I thought that this was a great way of contextualising the difference between self-care and self-harm. Now some of you might be questioning my use of the term, ‘self-harm’ here as being a bit dramatic or extreme. So don’t get me wrong – it is normal to have the occasional pig out or to occasionally find yourself lost in to the latest series on Netflix, to suddenly realise that five hours has passed and you don’t remember quite how.

The problem is when it becomes the normal. The every night. The habit. Whilst it may feel ‘good’ in the moment; night after night, what it amounts to is a denial of your feelings. A denial of the things that you actually need, to feel physically, mentally and emotionally healthy and well-balanced.

Think of it this way. If your toddler came to you night after night saying that they were feeling tired, bored, unhappy or unloved and night after night, you ignored what they were saying and just gave them something they could escape those feelings with, would you consider this good parenting? Would you consider it to be caring and loving? Or would you consider it to be neglectful and perhaps even downright harmful?

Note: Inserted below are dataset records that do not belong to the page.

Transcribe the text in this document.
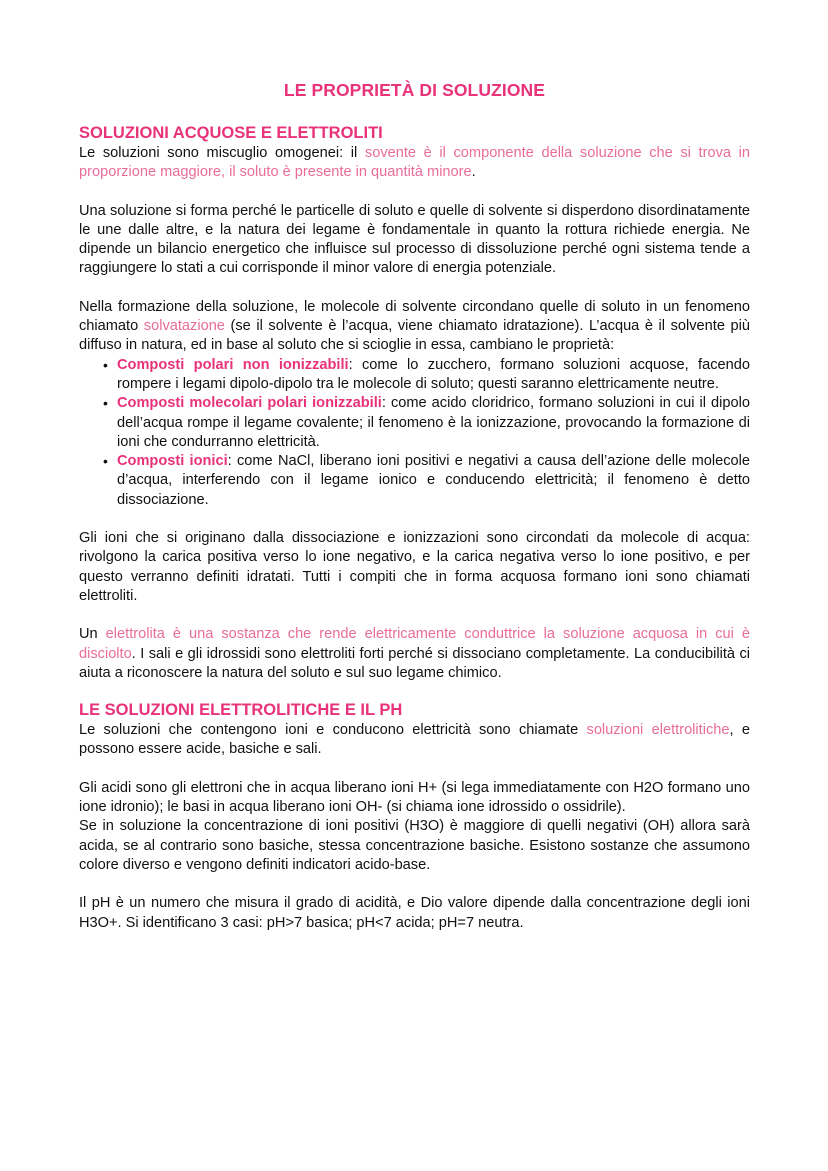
LE PROPRIETÀ DI SOLUZIONE
SOLUZIONI ACQUOSE E ELETTROLITI

Le soluzioni sono miscuglio omogenei: il sovente è il componente della soluzione che si trova in proporzione maggiore, il soluto è presente in quantità minore.

Una soluzione si forma perché le particelle di soluto e quelle di solvente si disperdono disordinatamente le une dalle altre, e la natura dei legame è fondamentale in quanto la rottura richiede energia. Ne dipende un bilancio energetico che influisce sul processo di dissoluzione perché ogni sistema tende a raggiungere lo stati a cui corrisponde il minor valore di energia potenziale.

Nella formazione della soluzione, le molecole di solvente circondano quelle di soluto in un fenomeno chiamato solvatazione (se il solvente è l’acqua, viene chiamato idratazione). L’acqua è il solvente più diffuso in natura, ed in base al soluto che si scioglie in essa, cambiano le proprietà:

• Composti polari non ionizzabili: come lo zucchero, formano soluzioni acquose, facendo rompere i legami dipolo-dipolo tra le molecole di soluto; questi saranno elettricamente neutre.
• Composti molecolari polari ionizzabili: come acido cloridrico, formano soluzioni in cui il dipolo dell’acqua rompe il legame covalente; il fenomeno è la ionizzazione, provocando la formazione di ioni che condurranno elettricità.
• Composti ionici: come NaCl, liberano ioni positivi e negativi a causa dell’azione delle molecole d’acqua, interferendo con il legame ionico e conducendo elettricità; il fenomeno è detto dissociazione.

Gli ioni che si originano dalla dissociazione e ionizzazioni sono circondati da molecole di acqua: rivolgono la carica positiva verso lo ione negativo, e la carica negativa verso lo ione positivo, e per questo verranno definiti idratati. Tutti i compiti che in forma acquosa formano ioni sono chiamati elettroliti.

Un elettrolita è una sostanza che rende elettricamente conduttrice la soluzione acquosa in cui è disciolto. I sali e gli idrossidi sono elettroliti forti perché si dissociano completamente. La conducibilità ci aiuta a riconoscere la natura del soluto e sul suo legame chimico.

LE SOLUZIONI ELETTROLITICHE E IL PH

Le soluzioni che contengono ioni e conducono elettricità sono chiamate soluzioni elettrolitiche, e possono essere acide, basiche e sali.

Gli acidi sono gli elettroni che in acqua liberano ioni H+ (si lega immediatamente con H2O formano uno ione idronio); le basi in acqua liberano ioni OH- (si chiama ione idrossido o ossidrile).

Se in soluzione la concentrazione di ioni positivi (H3O) è maggiore di quelli negativi (OH) allora sarà acida, se al contrario sono basiche, stessa concentrazione basiche. Esistono sostanze che assumono colore diverso e vengono definiti indicatori acido-base.

Il pH è un numero che misura il grado di acidità, e Dio valore dipende dalla concentrazione degli ioni H3O+. Si identificano 3 casi: pH>7 basica; pH<7 acida; pH=7 neutra.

I’m guessing the latter.

So all of this got me thinking about a concept that I was introduced to a little while ago which always stuck with me.

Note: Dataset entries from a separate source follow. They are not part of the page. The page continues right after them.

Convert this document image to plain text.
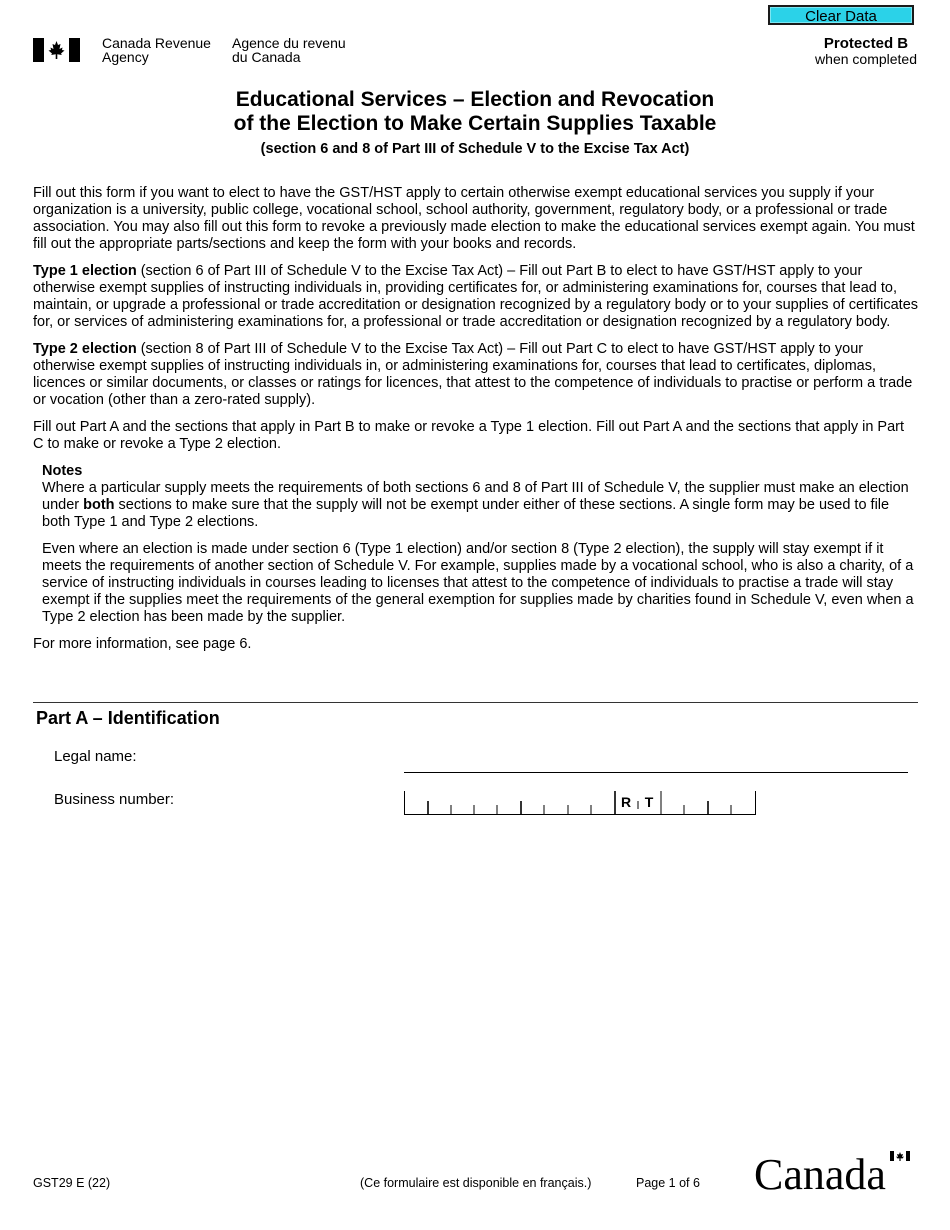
Clear Data
Canada Revenue
Agency
Agence du revenu
du Canada
Protected B
when completed
Educational Services – Election and Revocation
of the Election to Make Certain Supplies Taxable
(section 6 and 8 of Part III of Schedule V to the Excise Tax Act)

Fill out this form if you want to elect to have the GST/HST apply to certain otherwise exempt educational services you supply if your organization is a university, public college, vocational school, school authority, government, regulatory body, or a professional or trade association. You may also fill out this form to revoke a previously made election to make the educational services exempt again. You must fill out the appropriate parts/sections and keep the form with your books and records.

Type 1 election (section 6 of Part III of Schedule V to the Excise Tax Act) – Fill out Part B to elect to have GST/HST apply to your otherwise exempt supplies of instructing individuals in, providing certificates for, or administering examinations for, courses that lead to, maintain, or upgrade a professional or trade accreditation or designation recognized by a regulatory body or to your supplies of certificates for, or services of administering examinations for, a professional or trade accreditation or designation recognized by a regulatory body.

Type 2 election (section 8 of Part III of Schedule V to the Excise Tax Act) – Fill out Part C to elect to have GST/HST apply to your otherwise exempt supplies of instructing individuals in, or administering examinations for, courses that lead to certificates, diplomas, licences or similar documents, or classes or ratings for licences, that attest to the competence of individuals to practise or perform a trade or vocation (other than a zero-rated supply).

Fill out Part A and the sections that apply in Part B to make or revoke a Type 1 election. Fill out Part A and the sections that apply in Part C to make or revoke a Type 2 election.

Notes

Where a particular supply meets the requirements of both sections 6 and 8 of Part III of Schedule V, the supplier must make an election under both sections to make sure that the supply will not be exempt under either of these sections. A single form may be used to file both Type 1 and Type 2 elections.

Even where an election is made under section 6 (Type 1 election) and/or section 8 (Type 2 election), the supply will stay exempt if it meets the requirements of another section of Schedule V. For example, supplies made by a vocational school, who is also a charity, of a service of instructing individuals in courses leading to licenses that attest to the competence of individuals to practise a trade will stay exempt if the supplies meet the requirements of the general exemption for supplies made by charities found in Schedule V, even when a Type 2 election has been made by the supplier.

For more information, see page 6.

Part A – Identification
Legal name:
Business number:	R T
GST29 E (22)	(Ce formulaire est disponible en français.)	Page 1 of 6 Canada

Make your decisions based on a presence of positives rather than an absence of negatives

This goes for most things in life, but I think it is particularly apt when considering legitimate acts of self-care in our routines.

If you are doing something because it simply removes a negative experience – for example, eating a tub of ice-cream because it eliminates boredom; consider what you could do instead which might add a positive in to your life rather than just remove a negative.

Maybe you enjoy something creative which at the end gives you something to feel proud of? Or maybe it’s time to call that friend that you haven’t spoken to for a while to re-establish that connection? Or perhaps a walk around the local park will help put you back in touch with yourself and with nature, helping you to feel rejuvenated and refreshed.

Whatever it is, when it comes to self-care, try to keep in the forefront of your mind this question,

Am I doing this because it brings a presence of positive or an absence of negative in my life?